入力ファイルとして inputfile.inp を用いて,計算結果を fileout.out というファイルに出力するとする.単一プロセッサ環境で実行する場合,以下のように実行する.

$ salmon < inputfile.inp > fileout.out

マルチプロセッサ環境で並列計算をMPIを用いて実行する場合,以下のように実行する.

$ mpiexec -n NPROC salmon < inputfile.inp > fileout.out

NPROC は MPI プロセスの数である.

SALMON の Exercise(サンプル)の実行

SALMON をダウンロードして展開したときにできたディレクトリ (SALMON-v.2.2.1) 内の samples というディレクトリ内に様々なサンプルがある.

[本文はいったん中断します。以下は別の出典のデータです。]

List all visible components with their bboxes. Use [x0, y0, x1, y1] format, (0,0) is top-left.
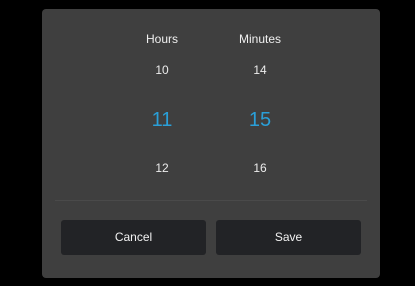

なぜか孤立分子系のアセチレン(C2H2)のサンプル(exercise_01-03,08,09)を実行すると segmentation fault エラーが出て止まってしまい,バルク結晶系(周期系)のシリコン(Si)のサンプル(exercise_04-07,x1,x2)と金(Au)ナノ粒子における光伝播のサンプル(exercise_10,11)のみエラーなしに計算が終了した.

Exercise 4(シリコン結晶の基底状態)の実行

適当な場所(以下では,ホームディレクトリ $HOME とする)に適当な名前のディレクトリ(以下では,exercise_04)を作成し,Exercise 4 の実行に必要なファイルを<SALMONのディレクトリ>からコピーする.

$ mkdir $HOME/exercise_04
$ cd $HOME/exercise_04
$ cp <SALMONのディレクトリ>/samples/exercise_04_bulkSi_gs/* .

単一プロセッサ環境で実行する場合

$ salmon < Si_gs.inp > fileout.out

マルチプロセッサ環境でMPIを用いて実行する場合(以下では12プロセスで計算)

$ mpiexec -n 12 salmon < Si_gs.inp > fileout.out

計算が終了すると,fileout.out や他の出力ファイルに結果が出力される.Exercise の計算の詳細は公式サイトのドキュメントに Youtube のチュートリアルで説明されている.